In Ziff. 23.3 heißt es: "Die Bürgschaftsurkunden enthalten folgende Erklärungen des Bürgen:

- Der Bürge übernimmt für den Auftragnehmer die selbstschuldnerische Bürgschaft nach deutschem Recht.

- Auf die Einreden der Anfechtung und der Aufrechnung sowie der Vorausklage gemäß §§ 770, 771 BGB wird verzichtet.

- Die Bürgschaft ist unbefristet; sie erlischt mit der Rückgabe dieser Bürgschaftsurkunde."

Das Werk der Insolvenzschuldnerin wurde am 31.07.2006 abgenommen, kleinere im Abnahmeprotokoll vermerkte Mängel beseitigt. Wegen der Einzelheiten wird auf die Niederschrift über die Abnahme von Bauleistungen (Anlage K 5, Bl. 36 der Akte) Bezug genommen.

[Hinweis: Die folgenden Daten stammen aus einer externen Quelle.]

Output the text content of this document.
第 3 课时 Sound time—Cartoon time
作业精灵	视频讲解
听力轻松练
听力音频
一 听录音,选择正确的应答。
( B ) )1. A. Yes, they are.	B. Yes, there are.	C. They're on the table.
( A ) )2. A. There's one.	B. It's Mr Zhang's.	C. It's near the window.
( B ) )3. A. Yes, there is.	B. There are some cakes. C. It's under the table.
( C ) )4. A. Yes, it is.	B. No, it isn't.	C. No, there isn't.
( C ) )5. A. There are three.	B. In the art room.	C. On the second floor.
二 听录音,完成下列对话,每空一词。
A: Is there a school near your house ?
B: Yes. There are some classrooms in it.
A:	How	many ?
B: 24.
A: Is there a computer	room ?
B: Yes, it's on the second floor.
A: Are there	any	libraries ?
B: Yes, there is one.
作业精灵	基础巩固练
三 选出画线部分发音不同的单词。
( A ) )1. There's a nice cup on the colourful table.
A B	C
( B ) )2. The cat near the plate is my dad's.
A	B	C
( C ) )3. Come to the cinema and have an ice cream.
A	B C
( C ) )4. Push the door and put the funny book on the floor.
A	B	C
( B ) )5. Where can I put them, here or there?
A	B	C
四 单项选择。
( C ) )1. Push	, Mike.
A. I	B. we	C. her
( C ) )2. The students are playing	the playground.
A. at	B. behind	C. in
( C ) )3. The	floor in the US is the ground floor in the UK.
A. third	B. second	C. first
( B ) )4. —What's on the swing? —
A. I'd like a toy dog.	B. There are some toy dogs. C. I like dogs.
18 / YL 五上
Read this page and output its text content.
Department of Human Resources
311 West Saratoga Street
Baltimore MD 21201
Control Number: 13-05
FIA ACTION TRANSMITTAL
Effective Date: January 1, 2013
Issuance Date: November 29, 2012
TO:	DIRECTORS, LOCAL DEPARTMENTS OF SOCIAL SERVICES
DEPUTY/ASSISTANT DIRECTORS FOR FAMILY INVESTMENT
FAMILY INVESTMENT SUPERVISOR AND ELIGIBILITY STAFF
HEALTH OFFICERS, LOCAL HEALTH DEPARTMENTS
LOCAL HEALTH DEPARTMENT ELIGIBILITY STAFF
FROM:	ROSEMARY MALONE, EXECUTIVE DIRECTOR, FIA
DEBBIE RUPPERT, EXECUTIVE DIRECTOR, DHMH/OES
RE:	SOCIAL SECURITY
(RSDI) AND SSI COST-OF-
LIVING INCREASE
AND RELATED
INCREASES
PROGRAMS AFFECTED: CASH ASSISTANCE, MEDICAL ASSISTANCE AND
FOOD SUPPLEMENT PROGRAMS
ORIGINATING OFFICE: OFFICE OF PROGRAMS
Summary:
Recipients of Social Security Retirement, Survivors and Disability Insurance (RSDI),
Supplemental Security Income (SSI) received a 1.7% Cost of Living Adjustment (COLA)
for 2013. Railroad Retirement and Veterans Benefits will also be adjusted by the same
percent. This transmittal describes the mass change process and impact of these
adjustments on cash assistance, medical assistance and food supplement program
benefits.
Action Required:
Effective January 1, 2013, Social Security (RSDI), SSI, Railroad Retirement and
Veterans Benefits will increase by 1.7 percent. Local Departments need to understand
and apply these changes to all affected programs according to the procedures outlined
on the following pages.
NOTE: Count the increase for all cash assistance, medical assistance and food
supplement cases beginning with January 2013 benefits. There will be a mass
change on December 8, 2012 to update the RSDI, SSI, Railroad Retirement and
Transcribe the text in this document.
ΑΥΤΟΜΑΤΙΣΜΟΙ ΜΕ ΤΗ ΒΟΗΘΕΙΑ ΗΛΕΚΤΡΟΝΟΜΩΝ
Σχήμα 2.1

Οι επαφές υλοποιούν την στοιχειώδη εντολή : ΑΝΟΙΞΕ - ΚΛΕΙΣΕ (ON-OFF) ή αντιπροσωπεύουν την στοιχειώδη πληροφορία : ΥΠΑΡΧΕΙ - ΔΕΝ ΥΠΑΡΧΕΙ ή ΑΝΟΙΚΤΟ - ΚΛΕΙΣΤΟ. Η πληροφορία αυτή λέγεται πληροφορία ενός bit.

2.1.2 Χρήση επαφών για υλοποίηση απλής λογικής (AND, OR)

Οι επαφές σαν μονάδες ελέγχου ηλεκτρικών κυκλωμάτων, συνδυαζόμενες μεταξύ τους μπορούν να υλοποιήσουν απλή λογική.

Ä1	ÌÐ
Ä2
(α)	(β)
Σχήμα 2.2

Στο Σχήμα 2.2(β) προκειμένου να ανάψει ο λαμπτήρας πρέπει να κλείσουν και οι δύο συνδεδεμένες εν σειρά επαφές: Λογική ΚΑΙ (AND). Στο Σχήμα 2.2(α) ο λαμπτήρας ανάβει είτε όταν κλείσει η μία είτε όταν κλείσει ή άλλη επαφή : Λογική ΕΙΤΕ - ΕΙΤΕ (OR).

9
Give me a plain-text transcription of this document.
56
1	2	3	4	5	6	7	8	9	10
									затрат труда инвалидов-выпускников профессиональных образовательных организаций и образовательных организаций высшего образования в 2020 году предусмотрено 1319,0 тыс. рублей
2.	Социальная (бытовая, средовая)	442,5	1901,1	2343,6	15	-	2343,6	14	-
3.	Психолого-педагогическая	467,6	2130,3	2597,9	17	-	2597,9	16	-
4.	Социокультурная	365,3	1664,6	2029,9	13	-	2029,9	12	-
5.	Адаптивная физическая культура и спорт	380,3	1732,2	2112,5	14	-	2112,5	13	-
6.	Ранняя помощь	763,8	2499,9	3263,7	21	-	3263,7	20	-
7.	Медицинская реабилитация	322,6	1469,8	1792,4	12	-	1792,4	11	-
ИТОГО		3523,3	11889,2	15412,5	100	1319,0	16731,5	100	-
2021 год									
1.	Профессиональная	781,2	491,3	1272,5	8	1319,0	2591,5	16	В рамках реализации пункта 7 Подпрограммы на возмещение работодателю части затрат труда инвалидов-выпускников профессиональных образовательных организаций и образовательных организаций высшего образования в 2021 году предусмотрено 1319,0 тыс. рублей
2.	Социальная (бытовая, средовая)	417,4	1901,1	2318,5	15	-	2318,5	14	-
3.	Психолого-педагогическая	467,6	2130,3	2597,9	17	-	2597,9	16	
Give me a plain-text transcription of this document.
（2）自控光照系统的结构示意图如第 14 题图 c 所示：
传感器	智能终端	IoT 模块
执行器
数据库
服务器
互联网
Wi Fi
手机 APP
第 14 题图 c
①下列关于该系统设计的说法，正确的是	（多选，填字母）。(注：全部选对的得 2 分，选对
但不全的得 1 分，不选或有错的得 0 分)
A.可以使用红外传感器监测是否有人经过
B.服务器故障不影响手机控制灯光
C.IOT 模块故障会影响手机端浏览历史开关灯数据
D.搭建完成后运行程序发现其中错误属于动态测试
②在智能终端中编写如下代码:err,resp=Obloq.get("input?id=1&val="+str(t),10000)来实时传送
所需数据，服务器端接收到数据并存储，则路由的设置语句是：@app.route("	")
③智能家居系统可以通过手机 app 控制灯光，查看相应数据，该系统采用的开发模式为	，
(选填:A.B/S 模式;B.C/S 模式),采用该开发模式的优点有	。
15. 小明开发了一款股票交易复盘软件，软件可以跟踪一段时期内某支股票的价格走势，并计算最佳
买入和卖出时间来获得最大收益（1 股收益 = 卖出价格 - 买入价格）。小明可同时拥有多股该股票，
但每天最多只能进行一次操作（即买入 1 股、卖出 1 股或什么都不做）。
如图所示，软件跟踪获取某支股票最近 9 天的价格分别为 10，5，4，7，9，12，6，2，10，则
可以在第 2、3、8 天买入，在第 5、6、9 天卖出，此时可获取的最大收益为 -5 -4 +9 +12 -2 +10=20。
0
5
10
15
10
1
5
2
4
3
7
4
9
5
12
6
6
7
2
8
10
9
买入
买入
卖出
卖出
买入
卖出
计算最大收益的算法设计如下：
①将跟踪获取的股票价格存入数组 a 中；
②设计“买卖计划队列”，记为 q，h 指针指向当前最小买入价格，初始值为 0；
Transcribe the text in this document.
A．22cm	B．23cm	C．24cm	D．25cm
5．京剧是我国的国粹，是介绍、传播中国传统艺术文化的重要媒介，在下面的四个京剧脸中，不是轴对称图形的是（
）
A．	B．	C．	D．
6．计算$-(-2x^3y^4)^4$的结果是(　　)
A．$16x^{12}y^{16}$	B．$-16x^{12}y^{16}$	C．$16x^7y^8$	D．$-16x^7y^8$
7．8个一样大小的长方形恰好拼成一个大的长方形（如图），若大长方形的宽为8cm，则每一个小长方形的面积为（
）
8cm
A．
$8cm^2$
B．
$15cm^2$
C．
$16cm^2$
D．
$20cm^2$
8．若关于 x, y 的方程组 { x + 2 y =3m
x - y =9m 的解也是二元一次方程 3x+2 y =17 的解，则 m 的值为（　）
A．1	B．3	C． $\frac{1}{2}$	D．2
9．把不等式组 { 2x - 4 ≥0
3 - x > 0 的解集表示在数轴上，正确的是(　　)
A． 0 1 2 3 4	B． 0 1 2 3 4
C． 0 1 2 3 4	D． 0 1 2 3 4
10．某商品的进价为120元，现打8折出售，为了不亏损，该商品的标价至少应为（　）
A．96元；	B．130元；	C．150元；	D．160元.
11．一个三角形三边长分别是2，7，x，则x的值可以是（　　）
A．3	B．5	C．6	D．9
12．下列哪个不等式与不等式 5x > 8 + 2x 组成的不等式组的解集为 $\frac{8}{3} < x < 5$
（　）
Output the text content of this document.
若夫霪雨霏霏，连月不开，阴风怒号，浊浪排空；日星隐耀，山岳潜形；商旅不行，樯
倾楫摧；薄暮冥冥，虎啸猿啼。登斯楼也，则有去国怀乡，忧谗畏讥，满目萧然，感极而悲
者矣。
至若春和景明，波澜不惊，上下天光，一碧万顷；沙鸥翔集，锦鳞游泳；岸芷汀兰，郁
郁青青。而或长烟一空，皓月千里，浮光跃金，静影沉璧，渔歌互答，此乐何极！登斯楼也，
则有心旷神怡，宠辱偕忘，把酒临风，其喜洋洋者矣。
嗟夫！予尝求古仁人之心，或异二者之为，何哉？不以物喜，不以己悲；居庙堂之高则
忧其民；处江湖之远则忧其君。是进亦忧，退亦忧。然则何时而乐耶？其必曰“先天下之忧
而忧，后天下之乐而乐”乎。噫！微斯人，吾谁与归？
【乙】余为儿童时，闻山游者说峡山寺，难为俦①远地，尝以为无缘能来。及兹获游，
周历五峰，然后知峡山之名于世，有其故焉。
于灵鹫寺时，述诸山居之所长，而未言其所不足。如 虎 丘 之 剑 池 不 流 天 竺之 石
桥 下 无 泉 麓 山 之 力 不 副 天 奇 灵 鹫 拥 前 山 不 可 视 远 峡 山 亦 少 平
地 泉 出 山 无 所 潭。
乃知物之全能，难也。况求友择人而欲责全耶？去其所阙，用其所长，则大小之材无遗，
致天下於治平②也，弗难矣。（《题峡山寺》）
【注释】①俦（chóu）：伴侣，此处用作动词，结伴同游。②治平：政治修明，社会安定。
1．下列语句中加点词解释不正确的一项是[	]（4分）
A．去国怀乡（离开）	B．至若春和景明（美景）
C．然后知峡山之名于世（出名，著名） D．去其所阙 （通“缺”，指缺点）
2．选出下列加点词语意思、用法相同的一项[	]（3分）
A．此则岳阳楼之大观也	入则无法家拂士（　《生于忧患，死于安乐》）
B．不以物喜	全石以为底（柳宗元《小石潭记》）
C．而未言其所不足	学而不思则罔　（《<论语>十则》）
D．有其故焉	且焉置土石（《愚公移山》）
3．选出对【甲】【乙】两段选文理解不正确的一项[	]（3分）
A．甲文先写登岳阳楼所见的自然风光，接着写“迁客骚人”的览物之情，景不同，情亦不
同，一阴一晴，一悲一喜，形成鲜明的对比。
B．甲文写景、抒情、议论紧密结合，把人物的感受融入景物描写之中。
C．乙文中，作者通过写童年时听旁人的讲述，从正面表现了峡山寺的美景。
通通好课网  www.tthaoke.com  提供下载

Die Beklagte übernahm unter dem 30.08.2006 eine Bürgschaft für Mängelansprüche gemäß § 13 VOB/B für bereits fertig gestellte und ohne Beanstandungen und Auflagen abgenommene Arbeiten über einen Betrag in Höhe von 7.798,91 EUR. Wegen der Einzelheiten wird insoweit auf die Bürgschaftsurkunde (Anlage K 3, Bl. 50 der Akte) Bezug genommen.

Die Klägerin leistete die Schlusszahlung und kehrte nach Übergabe der Bürgschaft den Sicherheitseinbehalt an die Insolvenzschuldnerin aus.

Über das Vermögen der Insolvenzschuldnerin wurde mit Beschluss des Amtsgerichts Bochum vom 05.07.2007 das Insolvenzverfahren eröffnet und die Streithelferin zur Insolvenzverwalterin bestellt.